Agli Stagni, in questo sereno parco, avviene l’incontro tra un burocrate, un poeta da due soldi che tuttavia lavora a un giornale perché scrive ciò che è facile vendere, e Satana: è evidente come Bulgakov si distacchi dalla corrente letteraria realista che furoreggiava ai suoi tempi. Parliamo appunto di misticismo, che però non ha nulla a che fare con una prospettiva religiosa tradizionalmente cristiana: si pensi al Cristo, anzi a Yesua Ha-Nozri, privato dei suo caratteri divini e che viene invece descritto come un normale e credibile cittadino palestinese, e a Woland che è sì un burlone e semina non pochi guai a Mosca durante la sua permanenza, ma agisce per la giustizia. Satana infatti punisce gli ipocriti, i viziosi, gli insaziabili, interviene per umiliare chi ha umiliato, e per dare pace a chi è stato umiliato. Più in particolare, interviene a favore del Maestro, scrittore che crede nel valore della sua opera e che quando viene umiliato dalla burocrazia “culturale” impazzisce, lascia la donna amata, brucia il manoscritto e si rifugia in clinica.
Proprio qui conosce il poetastro Ivàn, che dopo aver parlato con Satana ha avuto un esaurimento nervoso, e diventano amici. Anzi, ad essere più precisi, Ivàn diventa il discepolo del maestro. In realtà il personaggio del poetastro ha un ruolo specifico nel romanzo, una sua precisa ragion d’essere: egli prima è parte della burocrazia, poi, durante il soggiorno nella clinica, realizza che i suoi versi non hanno alcun valore, e decide di smettere di scrivere. Riconosce l’assenza dell’arte nell’ambiente in cui lavora, e lo abbandona. Conosciuto il Maestro, si appassiona al suo manoscritto e decide di riprendere la penna, ma questa volta ha intenzione di scrivere qualcosa di diverso.
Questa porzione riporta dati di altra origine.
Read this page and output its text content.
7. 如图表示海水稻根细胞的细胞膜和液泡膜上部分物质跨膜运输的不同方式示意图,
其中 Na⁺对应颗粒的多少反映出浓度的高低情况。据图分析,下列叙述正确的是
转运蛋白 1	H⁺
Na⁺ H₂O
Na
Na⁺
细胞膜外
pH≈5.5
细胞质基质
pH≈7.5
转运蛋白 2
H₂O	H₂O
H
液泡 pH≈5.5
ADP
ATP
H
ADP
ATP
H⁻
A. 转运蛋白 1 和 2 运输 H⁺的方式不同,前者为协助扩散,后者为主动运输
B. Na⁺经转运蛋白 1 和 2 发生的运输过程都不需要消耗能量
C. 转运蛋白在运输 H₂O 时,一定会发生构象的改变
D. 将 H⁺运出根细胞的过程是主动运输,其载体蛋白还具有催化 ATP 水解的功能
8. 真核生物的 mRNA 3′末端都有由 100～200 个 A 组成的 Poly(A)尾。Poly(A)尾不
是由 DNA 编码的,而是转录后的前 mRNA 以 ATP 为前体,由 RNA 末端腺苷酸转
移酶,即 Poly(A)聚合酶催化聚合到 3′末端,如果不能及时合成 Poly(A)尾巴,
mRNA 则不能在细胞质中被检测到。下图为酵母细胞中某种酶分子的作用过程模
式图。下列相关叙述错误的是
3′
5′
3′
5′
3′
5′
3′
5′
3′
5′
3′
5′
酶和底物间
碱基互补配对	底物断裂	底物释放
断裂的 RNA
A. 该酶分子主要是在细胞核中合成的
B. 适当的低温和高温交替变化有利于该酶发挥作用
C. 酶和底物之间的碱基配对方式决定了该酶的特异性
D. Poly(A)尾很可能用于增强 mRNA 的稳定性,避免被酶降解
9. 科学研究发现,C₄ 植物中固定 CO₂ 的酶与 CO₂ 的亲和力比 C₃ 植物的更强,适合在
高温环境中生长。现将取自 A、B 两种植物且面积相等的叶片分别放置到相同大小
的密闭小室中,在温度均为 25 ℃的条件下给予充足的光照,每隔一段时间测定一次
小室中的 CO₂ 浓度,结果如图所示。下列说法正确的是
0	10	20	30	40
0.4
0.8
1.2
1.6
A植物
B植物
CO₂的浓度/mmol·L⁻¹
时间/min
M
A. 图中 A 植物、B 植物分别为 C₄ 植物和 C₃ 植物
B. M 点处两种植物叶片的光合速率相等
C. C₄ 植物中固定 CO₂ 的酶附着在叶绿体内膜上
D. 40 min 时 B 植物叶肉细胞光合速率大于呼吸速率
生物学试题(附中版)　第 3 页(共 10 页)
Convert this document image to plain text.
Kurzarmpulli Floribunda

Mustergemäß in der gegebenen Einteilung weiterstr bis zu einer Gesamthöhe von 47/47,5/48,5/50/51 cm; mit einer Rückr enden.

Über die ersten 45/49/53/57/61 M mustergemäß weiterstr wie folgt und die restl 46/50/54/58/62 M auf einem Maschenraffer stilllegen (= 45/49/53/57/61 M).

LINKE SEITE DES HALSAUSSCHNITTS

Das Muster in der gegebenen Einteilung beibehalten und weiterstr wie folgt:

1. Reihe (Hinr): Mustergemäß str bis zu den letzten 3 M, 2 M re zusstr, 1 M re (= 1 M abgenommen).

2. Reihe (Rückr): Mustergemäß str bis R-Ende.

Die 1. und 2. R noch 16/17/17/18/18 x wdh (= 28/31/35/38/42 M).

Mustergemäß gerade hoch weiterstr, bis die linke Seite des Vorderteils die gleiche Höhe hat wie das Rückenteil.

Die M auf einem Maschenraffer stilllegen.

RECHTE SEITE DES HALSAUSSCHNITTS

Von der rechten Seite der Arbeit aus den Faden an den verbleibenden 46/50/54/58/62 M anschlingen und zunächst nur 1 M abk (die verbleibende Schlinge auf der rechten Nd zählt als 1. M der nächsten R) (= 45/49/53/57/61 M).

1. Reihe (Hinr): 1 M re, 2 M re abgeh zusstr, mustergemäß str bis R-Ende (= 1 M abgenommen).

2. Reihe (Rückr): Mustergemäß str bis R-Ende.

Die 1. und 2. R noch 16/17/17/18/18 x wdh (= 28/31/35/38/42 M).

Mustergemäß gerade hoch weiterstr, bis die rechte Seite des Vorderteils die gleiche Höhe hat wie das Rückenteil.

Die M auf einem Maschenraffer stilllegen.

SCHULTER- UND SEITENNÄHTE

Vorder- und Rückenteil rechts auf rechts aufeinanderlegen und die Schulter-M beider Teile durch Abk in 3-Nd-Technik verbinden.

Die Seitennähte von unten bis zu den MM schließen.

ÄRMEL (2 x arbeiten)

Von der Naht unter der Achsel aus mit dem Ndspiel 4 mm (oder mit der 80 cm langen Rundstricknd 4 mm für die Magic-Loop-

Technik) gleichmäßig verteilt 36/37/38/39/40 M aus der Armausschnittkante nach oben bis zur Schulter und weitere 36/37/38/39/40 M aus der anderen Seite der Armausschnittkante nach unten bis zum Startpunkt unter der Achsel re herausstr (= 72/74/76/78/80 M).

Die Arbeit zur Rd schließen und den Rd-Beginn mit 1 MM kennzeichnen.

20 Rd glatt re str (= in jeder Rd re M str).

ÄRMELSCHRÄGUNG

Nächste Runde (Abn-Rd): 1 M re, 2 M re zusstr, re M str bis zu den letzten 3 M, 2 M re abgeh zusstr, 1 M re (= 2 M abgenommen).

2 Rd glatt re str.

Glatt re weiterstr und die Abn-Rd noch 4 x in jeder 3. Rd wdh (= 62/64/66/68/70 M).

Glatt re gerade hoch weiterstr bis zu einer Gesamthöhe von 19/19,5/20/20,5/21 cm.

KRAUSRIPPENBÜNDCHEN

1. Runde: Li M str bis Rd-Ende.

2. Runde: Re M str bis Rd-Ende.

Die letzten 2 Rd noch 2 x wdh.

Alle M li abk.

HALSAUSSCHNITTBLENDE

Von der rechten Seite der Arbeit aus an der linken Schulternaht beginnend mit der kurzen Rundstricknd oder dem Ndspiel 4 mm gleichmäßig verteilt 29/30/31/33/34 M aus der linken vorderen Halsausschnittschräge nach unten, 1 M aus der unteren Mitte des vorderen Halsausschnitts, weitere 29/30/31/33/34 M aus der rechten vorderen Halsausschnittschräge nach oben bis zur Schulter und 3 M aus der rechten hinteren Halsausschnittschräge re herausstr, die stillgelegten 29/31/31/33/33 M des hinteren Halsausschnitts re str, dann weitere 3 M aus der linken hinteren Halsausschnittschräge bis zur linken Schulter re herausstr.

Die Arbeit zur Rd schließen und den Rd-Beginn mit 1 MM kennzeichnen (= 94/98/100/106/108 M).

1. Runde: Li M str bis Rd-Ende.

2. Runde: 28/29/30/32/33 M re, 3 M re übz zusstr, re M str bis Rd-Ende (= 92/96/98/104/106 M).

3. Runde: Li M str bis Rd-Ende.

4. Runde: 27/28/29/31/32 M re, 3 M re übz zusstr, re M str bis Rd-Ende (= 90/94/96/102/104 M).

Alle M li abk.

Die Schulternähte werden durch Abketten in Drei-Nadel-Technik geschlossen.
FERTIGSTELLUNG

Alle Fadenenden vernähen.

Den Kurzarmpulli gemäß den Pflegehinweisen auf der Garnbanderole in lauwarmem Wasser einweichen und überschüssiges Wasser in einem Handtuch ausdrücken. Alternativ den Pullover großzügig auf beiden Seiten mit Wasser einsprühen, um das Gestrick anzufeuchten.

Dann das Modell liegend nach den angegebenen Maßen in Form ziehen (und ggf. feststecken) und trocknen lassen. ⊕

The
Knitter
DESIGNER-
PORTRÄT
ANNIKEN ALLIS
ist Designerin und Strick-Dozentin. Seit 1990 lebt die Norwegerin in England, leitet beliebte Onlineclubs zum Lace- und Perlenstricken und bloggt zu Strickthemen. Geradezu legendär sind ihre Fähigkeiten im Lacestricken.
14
Ivàn è infatti metafora del lettore, assuefatto alle banalità che case editrici e le varie aziende della cultura gli propinano, e che però cambia percorso e si dedica alla vera Arte una volta che viene a contatto con uno scrittore talentuoso.
L’arte e il resto scompare
Era questa la speranza di Bulgakov, forse non tanto quella di avere successo, quanto di far emergere l’Arte, di non lasciare che questa muoia arsa dal fuoco della mediocrità e dell’interesse delle vendite. “I manoscritti non bruciano”, dice Woland: passano e muoiono i burocrati, i dittatori e i loro sostenitori, ma l’Arte e i libri rimangono sempre vivi sotto la cenere, aspettando che qualcuno li ripulisca dalla polvere e riprenda a leggerli.
Buona lettura.
Un libro che ho letto, riletto, regalato e amato immensamente.